Loblaw Companies Ltd. warned Tuesday its operating profit would be under more pressure later this year as it invests in new information technology.

The alert came as the country's largest grocery retailer announced its first-quarter net profit rose nearly 26 per cent over last year, to $137 million, or 50 cents per share.


Loblaw is warning that its profits will be affected later this year as it invests in new technology. ((Nathan Denette/Canadian Press))

That was up from $109 million, or 40 cents per share, in the same period of 2009.

Revenue rose 3.1 per cent — to $6.9 billion from $6.7 billion — due mainly to the acquisition of T&T Supermarket Inc., a chain that caters to ethnic Chinese customers.
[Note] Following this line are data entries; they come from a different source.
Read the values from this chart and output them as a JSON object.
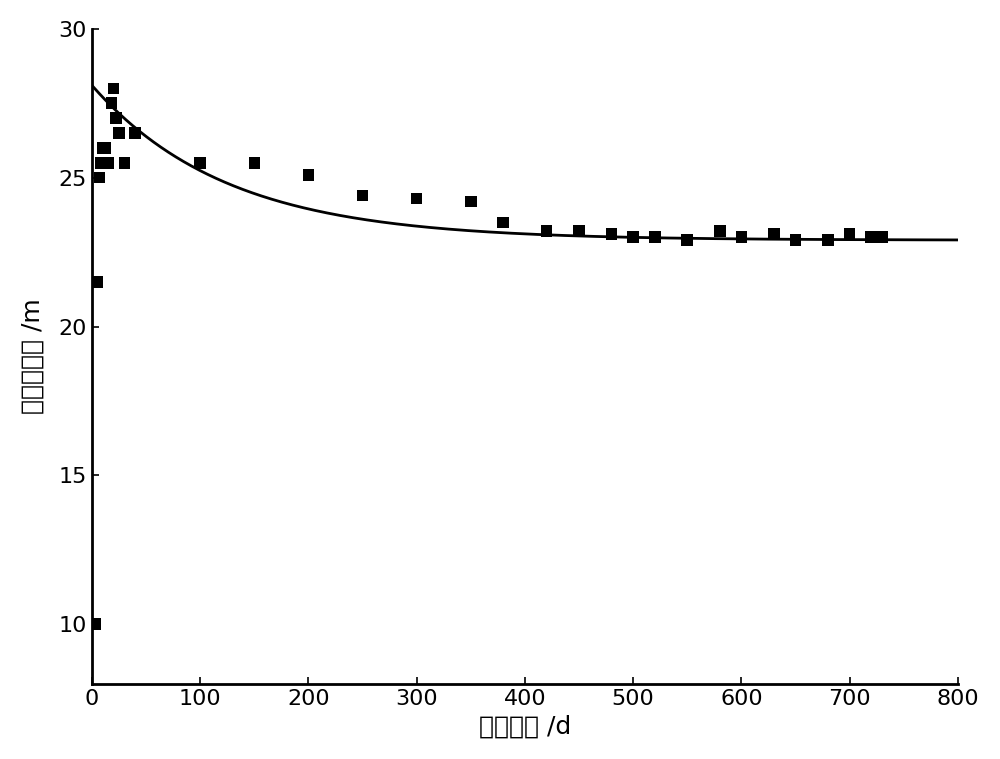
{
  "scatter_x": [
    3,
    5,
    7,
    8,
    10,
    12,
    15,
    18,
    20,
    22,
    25,
    30,
    40,
    100,
    150,
    200,
    250,
    300,
    350,
    380,
    420,
    450,
    480,
    500,
    520,
    550,
    580,
    600,
    630,
    650,
    680,
    700,
    720,
    730
  ],
  "scatter_y": [
    10.0,
    21.5,
    25.0,
    25.5,
    26.0,
    26.0,
    25.5,
    27.5,
    28.0,
    27.0,
    26.5,
    25.5,
    26.5,
    25.5,
    25.5,
    25.1,
    24.4,
    24.3,
    24.2,
    23.5,
    23.2,
    23.2,
    23.1,
    23.0,
    23.0,
    22.9,
    23.2,
    23.0,
    23.1,
    22.9,
    22.9,
    23.1,
    23.0,
    23.0
  ],
  "curve_params": {
    "a": 22.9,
    "b": 5.2,
    "c": 0.008
  },
  "xlim": [
    0,
    800
  ],
  "ylim": [
    8,
    30
  ],
  "xticks": [
    0,
    100,
    200,
    300,
    400,
    500,
    600,
    700,
    800
  ],
  "yticks": [
    10,
    15,
    20,
    25,
    30
  ],
  "xlabel": "开采天数 /d",
  "ylabel": "冒落带高度 /m",
  "marker_color": "#000000",
  "line_color": "#000000",
  "background_color": "#ffffff",
  "xlabel_fontsize": 18,
  "ylabel_fontsize": 18,
  "tick_fontsize": 16,
  "marker_size": 70,
  "line_width": 2.0
}
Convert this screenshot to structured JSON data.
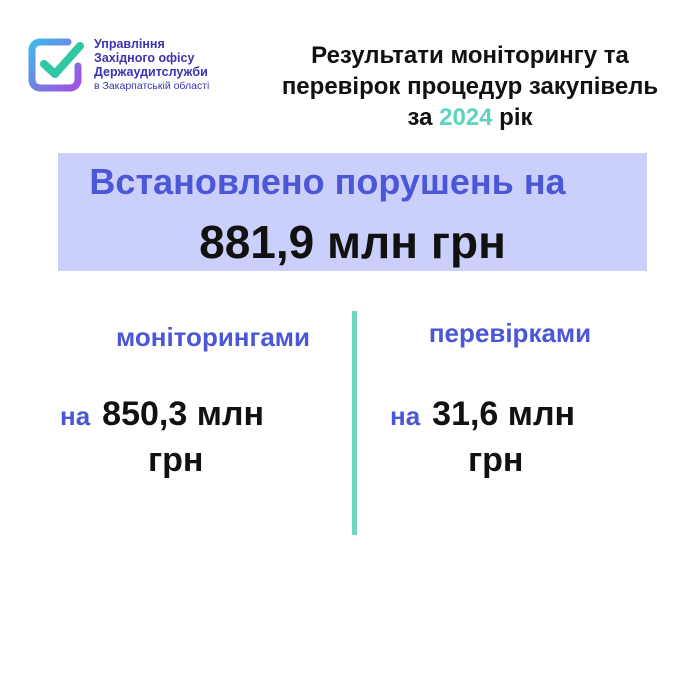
{
  "header": {
    "org_lines": [
      "Управління",
      "Західного офісу",
      "Держаудитслужби"
    ],
    "org_sub": "в Закарпатській області",
    "title_line1": "Результати моніторингу та",
    "title_line2": "перевірок процедур закупівель",
    "title_pre": "за",
    "title_year": "2024",
    "title_post": "рік"
  },
  "banner": {
    "line1": "Встановлено порушень на",
    "line2": "881,9 млн грн"
  },
  "monitoring": {
    "label": "моніторингами",
    "prefix": "на",
    "amount": "850,3 млн",
    "unit": "грн"
  },
  "inspections": {
    "label": "перевірками",
    "prefix": "на",
    "amount": "31,6 млн",
    "unit": "грн"
  },
  "colors": {
    "accent_blue": "#4b57d6",
    "banner_bg": "#cbcffb",
    "teal": "#5ed3bf"
  }
}
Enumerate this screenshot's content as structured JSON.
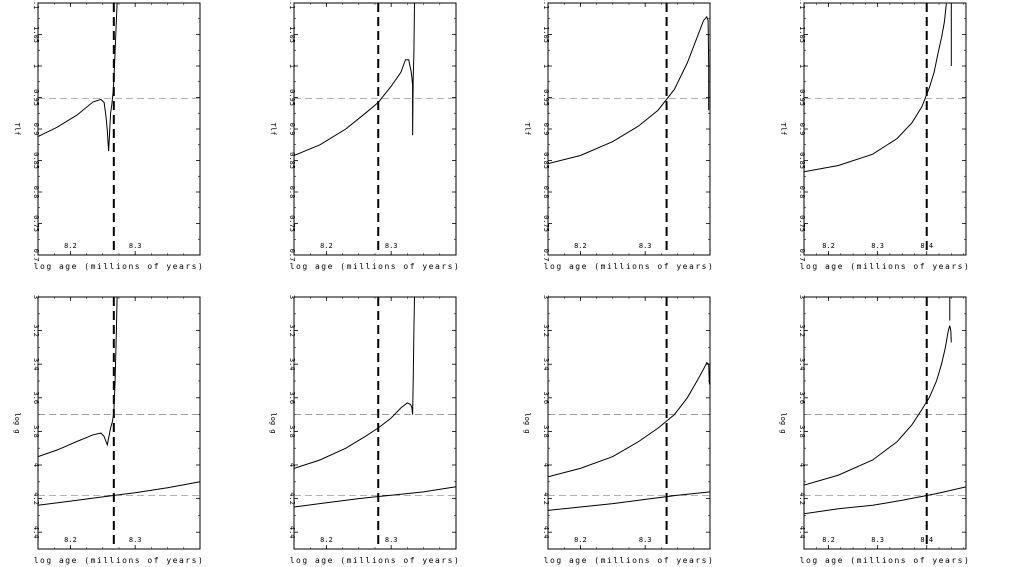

The Brampton, Ont.-based company has had years of difficulties in updating its distribution and merchandise management as it moved to compete with Wal-Mart by offering a broader range of non-grocery items including furniture, clothing and consumer electronics.

"Our major investment in information technology and supply chain will now start to ramp up," executive chairman, Galen Weston Jr., said in a statement.

"As previously announced, we expect these investments to negatively impact 2010 operating income," Weston said.

Loblaw shares closed higher by 35 cents to $38.15 Tuesday on the Toronto Stock Exchange.